Considering our team size, the requirement is to have respective SMEs take care of the incidents coming from their respective sources. For eg: Incidents coming from MCAS to be assigned to XYZ, incidents coming from AADIP to ABC and so on either by using playbook or by any other means.
Also, is there a way to pin/export a dashboard of sorts to the homepage of Sentinel to see the number of incidents resolved/inprogress and new to be refreshed from time to time?
Thanking in anticipation
- GaryBusheyBronze Contributor
Pranesh1060 To answer your first question, unfortunately Playbooks can only be assigned to Scheduled rules so alerts that get generated from other sources like MCAS would not be able to trigger a Playbook (yet? Please, Microsoft. Make this happen!). You can trigger the Playbook from the Incident's full details page using the Alert tab but that is a manual process.
In regards to your second question, unfortunately there is not way to get the information you want into a Sentinel workbook since the Incident information is not stored in Log Analytics. I did write a blog post about how to load the information into PowerBI and from there you can create the reports you want. Not the best option but it might have to do for now. https://www.garybushey.com/2020/01/20/azure-sentinel-incidents-in-powerbi/
- Pranesh1060Brass Contributor
Hi Gary, thanks for your response. However when playbooks are getting triggered for a scheduled alert, is there a possibility to hard code the name of the administrator or a team directly? Like for every MCAS scheduled alert the incident owner should be me.
- GaryBusheyBronze Contributor
Pranesh1060 I wrote a quick blog post on how to do this using PowerShell, https://www.garybushey.com/2020/01/28/updating-an-incident-using-rest-calls-in-powershell/. There is no reason you could not iterate through all the Incidents, find those that are unassigned, determine which person/group it should go to, and then use the code in the blog post to make the changes and update the Incident.

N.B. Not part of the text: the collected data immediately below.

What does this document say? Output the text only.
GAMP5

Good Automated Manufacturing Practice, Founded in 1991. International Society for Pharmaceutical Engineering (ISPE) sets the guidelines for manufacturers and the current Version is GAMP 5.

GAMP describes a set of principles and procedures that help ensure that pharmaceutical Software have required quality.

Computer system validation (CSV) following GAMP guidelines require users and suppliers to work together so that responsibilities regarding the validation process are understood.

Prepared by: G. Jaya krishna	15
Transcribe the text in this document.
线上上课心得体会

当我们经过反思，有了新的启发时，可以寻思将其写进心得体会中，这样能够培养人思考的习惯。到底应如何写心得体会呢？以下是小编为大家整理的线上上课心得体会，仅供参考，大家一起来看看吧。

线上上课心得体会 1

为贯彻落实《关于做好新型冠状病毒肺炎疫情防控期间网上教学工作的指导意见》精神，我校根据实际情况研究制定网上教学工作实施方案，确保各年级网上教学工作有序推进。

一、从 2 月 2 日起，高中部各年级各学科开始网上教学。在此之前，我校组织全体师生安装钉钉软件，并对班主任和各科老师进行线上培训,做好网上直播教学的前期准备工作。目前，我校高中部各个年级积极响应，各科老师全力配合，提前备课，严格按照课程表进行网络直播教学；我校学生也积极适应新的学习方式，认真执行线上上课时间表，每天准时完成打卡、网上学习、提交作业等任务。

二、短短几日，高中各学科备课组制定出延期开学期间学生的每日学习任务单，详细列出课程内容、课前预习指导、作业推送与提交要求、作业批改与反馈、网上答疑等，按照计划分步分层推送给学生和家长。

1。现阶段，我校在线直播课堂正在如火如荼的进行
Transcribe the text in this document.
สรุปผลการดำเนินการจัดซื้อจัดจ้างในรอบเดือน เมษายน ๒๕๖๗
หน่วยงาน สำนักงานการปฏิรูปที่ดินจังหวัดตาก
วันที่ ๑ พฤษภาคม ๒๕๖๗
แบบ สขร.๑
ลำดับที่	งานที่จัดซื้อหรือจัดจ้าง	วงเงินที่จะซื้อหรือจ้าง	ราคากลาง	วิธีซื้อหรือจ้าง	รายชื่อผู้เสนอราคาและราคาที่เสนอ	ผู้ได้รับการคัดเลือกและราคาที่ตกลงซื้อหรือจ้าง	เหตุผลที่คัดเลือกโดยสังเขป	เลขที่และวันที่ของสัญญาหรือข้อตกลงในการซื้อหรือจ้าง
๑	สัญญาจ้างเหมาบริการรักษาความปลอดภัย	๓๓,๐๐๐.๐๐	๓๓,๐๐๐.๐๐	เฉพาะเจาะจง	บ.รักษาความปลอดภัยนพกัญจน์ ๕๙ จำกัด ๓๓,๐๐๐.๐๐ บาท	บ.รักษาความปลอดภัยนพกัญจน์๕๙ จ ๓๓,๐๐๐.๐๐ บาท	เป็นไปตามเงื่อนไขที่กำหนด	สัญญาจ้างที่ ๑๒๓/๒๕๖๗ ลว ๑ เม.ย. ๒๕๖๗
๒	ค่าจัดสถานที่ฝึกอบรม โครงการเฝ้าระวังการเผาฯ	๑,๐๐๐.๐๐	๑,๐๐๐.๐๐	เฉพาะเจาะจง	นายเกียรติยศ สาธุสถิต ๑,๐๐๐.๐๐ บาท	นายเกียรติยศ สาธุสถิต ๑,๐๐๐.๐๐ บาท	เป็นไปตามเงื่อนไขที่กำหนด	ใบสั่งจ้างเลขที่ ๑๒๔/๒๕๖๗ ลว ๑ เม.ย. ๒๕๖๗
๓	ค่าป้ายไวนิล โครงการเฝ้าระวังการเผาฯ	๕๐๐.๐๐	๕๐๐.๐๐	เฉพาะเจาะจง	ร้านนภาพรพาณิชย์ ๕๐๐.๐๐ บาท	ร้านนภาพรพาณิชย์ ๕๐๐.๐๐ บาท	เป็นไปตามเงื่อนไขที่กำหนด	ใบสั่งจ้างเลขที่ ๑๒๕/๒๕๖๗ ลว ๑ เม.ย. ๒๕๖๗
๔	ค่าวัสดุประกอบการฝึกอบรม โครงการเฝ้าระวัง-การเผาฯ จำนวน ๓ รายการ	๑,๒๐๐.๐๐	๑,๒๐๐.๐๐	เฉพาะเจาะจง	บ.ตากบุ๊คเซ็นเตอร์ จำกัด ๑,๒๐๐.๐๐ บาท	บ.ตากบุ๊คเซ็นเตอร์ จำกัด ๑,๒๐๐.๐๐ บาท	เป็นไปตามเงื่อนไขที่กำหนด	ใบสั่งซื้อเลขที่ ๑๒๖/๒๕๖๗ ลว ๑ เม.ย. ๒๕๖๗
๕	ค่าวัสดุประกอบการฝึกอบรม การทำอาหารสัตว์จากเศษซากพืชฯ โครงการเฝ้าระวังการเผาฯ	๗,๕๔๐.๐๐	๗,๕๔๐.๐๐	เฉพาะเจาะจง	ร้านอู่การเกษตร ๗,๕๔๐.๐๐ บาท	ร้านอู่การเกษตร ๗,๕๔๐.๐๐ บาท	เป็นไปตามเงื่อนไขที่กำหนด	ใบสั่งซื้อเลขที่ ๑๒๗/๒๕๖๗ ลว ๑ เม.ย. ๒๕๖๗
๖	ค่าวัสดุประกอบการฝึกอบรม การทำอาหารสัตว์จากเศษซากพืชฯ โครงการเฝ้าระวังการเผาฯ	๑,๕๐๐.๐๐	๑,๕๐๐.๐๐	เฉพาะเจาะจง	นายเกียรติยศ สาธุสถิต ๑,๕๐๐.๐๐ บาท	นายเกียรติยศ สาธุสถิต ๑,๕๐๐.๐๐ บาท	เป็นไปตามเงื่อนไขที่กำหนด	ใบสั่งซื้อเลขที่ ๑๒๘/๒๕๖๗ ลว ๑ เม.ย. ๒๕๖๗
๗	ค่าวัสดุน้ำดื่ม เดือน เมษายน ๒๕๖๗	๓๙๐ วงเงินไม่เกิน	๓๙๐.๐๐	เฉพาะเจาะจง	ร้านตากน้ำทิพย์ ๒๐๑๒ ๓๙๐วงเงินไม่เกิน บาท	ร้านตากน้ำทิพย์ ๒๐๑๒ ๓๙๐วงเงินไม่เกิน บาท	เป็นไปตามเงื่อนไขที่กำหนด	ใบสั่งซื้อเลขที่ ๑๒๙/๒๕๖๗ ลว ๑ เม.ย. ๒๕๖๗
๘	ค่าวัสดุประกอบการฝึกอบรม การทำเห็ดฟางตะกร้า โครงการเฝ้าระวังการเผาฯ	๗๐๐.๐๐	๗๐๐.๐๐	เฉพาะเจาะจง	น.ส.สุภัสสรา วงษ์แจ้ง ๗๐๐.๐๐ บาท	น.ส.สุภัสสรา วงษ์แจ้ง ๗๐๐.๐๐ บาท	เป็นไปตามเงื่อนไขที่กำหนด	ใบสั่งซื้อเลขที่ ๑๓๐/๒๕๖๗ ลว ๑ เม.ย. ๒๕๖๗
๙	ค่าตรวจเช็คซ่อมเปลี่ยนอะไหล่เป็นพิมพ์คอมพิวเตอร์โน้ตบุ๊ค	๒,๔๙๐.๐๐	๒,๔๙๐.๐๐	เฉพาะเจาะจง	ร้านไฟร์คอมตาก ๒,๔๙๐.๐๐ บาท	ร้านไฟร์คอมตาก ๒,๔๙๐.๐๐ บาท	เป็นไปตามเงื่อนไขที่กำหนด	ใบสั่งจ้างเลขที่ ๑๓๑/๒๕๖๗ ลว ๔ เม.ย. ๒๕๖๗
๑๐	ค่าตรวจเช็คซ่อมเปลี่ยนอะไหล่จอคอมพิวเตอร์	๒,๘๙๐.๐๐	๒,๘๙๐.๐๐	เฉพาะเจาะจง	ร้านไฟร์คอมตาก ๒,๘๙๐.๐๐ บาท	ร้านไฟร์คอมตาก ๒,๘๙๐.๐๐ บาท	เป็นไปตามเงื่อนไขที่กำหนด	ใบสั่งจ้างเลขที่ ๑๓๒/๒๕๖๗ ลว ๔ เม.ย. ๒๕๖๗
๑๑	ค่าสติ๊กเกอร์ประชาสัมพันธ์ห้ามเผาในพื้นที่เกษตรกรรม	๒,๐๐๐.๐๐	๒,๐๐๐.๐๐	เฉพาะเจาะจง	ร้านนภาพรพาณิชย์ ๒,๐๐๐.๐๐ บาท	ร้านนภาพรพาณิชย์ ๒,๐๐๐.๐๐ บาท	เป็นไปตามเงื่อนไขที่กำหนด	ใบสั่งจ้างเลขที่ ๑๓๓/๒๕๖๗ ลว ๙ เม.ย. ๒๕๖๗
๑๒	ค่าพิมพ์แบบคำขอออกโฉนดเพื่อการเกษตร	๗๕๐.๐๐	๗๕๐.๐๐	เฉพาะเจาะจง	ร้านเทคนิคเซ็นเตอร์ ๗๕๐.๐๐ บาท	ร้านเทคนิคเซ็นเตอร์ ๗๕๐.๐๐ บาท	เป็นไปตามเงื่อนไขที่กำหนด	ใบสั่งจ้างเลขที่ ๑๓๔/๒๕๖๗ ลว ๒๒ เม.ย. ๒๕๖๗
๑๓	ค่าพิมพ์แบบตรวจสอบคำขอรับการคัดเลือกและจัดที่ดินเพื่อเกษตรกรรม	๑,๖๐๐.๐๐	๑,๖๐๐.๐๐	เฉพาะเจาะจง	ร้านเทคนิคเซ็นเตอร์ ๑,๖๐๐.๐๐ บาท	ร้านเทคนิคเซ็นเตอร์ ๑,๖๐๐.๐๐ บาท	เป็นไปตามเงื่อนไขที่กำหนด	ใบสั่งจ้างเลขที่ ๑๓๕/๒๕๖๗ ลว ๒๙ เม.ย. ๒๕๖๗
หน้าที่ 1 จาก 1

You could have this run on a schedule using Azure Automation. While it will not automatically update your Incidents, they could be updated fairly quickly.
- Rod_Trent
Microsoft
For the Dashboard piece, you can pin a query or Workbook to the Azure Dashboards (the main Azure console dashboard), which would act as a quick view into open issues.
For the auto-assignment, have you looked at generating a Playbook (Logic App) to do this?